Leading independent economist Saul Eslake told news.com.au this would lead to the already eye-watering cost of the pandemic blowing out exponentially.
He said the federal government had so far committed more than $200 billion in stimulus packages, the state governments have coughed up close to $50 billion, and all have missed out on at least $100 billion in taxes because of the crippling disruption to business and trade.
Given almost all of the relief measures have a shelf life of six months, extending the support beyond two quarters would cost federal and state governments at least $500 billion, Mr Eslake said.
“There could be pent-up demand (for some industries),” he said.
“But the holidays that aren’t taken, the meals that aren’t eaten, the visits to the cinema or the theatre that aren’t done can’t be replaced.
“So there are permanent losses.”
AMP Capital chief economist Shane Oliver said he expected the government to relax its shutdown in the coming months.

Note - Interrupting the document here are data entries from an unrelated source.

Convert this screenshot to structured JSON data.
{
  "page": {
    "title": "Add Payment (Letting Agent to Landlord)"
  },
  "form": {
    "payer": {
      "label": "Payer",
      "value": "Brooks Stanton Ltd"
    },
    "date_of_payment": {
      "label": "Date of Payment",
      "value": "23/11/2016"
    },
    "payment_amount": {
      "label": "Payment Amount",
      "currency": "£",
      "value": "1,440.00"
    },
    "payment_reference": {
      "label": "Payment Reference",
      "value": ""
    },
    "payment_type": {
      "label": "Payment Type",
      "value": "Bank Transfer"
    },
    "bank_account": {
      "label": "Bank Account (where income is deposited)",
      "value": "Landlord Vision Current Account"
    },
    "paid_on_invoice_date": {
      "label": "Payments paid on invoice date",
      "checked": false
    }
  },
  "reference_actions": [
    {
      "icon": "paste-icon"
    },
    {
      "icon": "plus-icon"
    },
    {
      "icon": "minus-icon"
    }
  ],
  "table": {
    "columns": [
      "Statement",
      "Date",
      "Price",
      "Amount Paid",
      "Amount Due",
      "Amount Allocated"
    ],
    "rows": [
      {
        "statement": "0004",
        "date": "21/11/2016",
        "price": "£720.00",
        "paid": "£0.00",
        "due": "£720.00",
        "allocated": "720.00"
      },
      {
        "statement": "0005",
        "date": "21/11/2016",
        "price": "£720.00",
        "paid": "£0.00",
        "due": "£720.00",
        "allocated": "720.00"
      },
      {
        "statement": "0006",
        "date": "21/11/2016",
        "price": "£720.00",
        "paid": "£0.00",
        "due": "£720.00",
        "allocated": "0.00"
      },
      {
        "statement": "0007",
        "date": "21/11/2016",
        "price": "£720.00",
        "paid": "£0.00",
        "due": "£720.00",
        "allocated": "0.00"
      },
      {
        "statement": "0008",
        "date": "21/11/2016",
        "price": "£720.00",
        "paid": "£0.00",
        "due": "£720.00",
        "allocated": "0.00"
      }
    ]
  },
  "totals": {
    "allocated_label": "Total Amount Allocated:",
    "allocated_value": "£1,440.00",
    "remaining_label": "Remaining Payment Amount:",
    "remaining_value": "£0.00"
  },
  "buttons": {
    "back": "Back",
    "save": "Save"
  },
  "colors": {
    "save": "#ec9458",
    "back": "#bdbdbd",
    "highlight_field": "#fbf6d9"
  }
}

Such an elongation to the shutdown in society, he said, would result in “real damage” to the broader economy.
“The bottom line will feed into construction and manufacturing, whereas at the moment it’s mainly service industries that are being heavily affected,” he told news.com.au.
Dr Oliver said a longer period for industries being crippled by the virus could lead to a loss to GDP of 20-25 per cent, which would be greater than the loss inflicted during the Great Depression.
“As you get further and further out, all the contractions that will occur will just start flatlining,” Dr Oliver said.